As damages for personal injury in the Employment Tribunal should be assessed in the same way as in court, if Dickins is right, there should have been no apportionment even though other factors may have contributed to the Claimant’s illness.
The EAT case of Thaine v London School of Economics UKEAT/0144/10/SM considered both Hatton and Dickins (along with several other cases) and, noting specifically that the remarks in Dickins were an aside, decided that the weight of authority was with Hatton and so damages should reflect only the extent to which the unlawful conduct has contributed to the illness.
So, we have a conflict between different Court of Appeal cases with the EAT preferring, probably rightly on authority if not on principle, to go with apportionment. Clearly that conflict needs to be resolved quickly by the senior court so that judges, lawyers and their clients know what the law is and how it will be applied.
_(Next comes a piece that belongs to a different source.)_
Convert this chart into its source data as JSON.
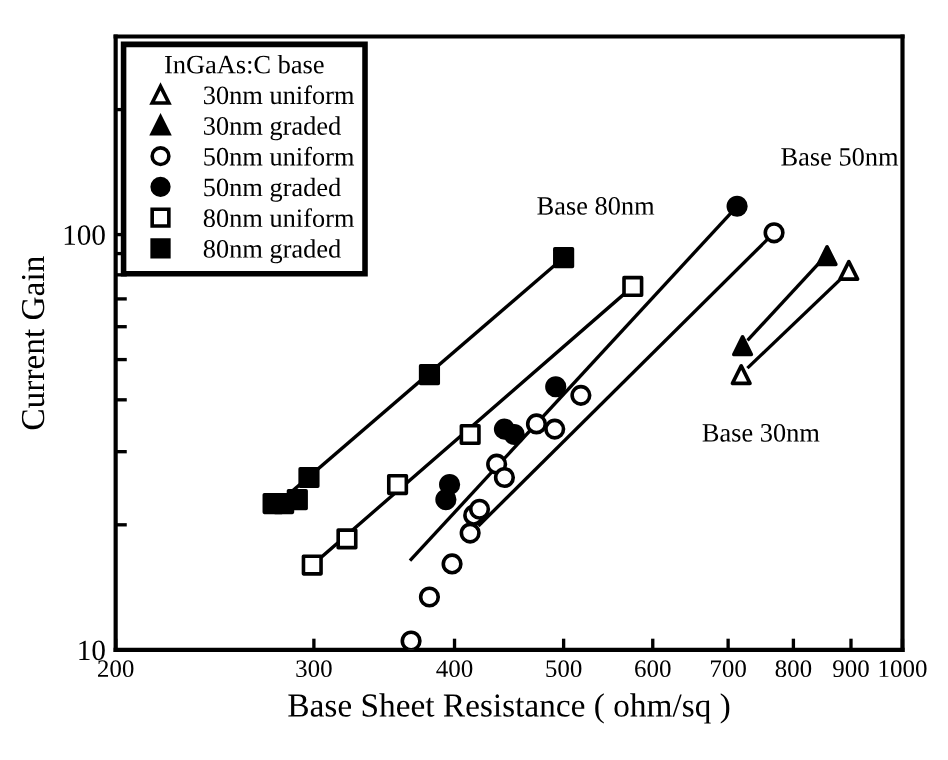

Meanwhile it will always be essential to understand the critical importance of proving that whatever conduct you are complaining about actually caused the loss for which you want to be compensated. If not, you will be very disappointed.
As an aside, there was another twist in this tale in that the EAT fundamentally disagreed with the ET’s finding of discrimination. The reasonable adjustment said to have been refused was to carry out a workplace assessment. However, as the EAT remarked, the making of an assessment is incapable of being a reasonable adjustment by itself.
There is a line of authorities (see e.g. Rider v Leeds City Council UKEAT/0243/11/LA to the effect, that a reasonable adjustment must be an adjustment designed to enable the employee to attend work or return to work. The carrying out of an assessment achieves neither of these ends in itself.
No one had taken that point and when the employer was told that if it asked for permission to appeal (late) on the point then it would mean an adjournment (even if permission were given which was doubtful), it wisely decided not to bother.
So, bizarrely (and by its own admission uncomfortably) the EAT found itself deciding damages for a wrong which in fact had not been committed.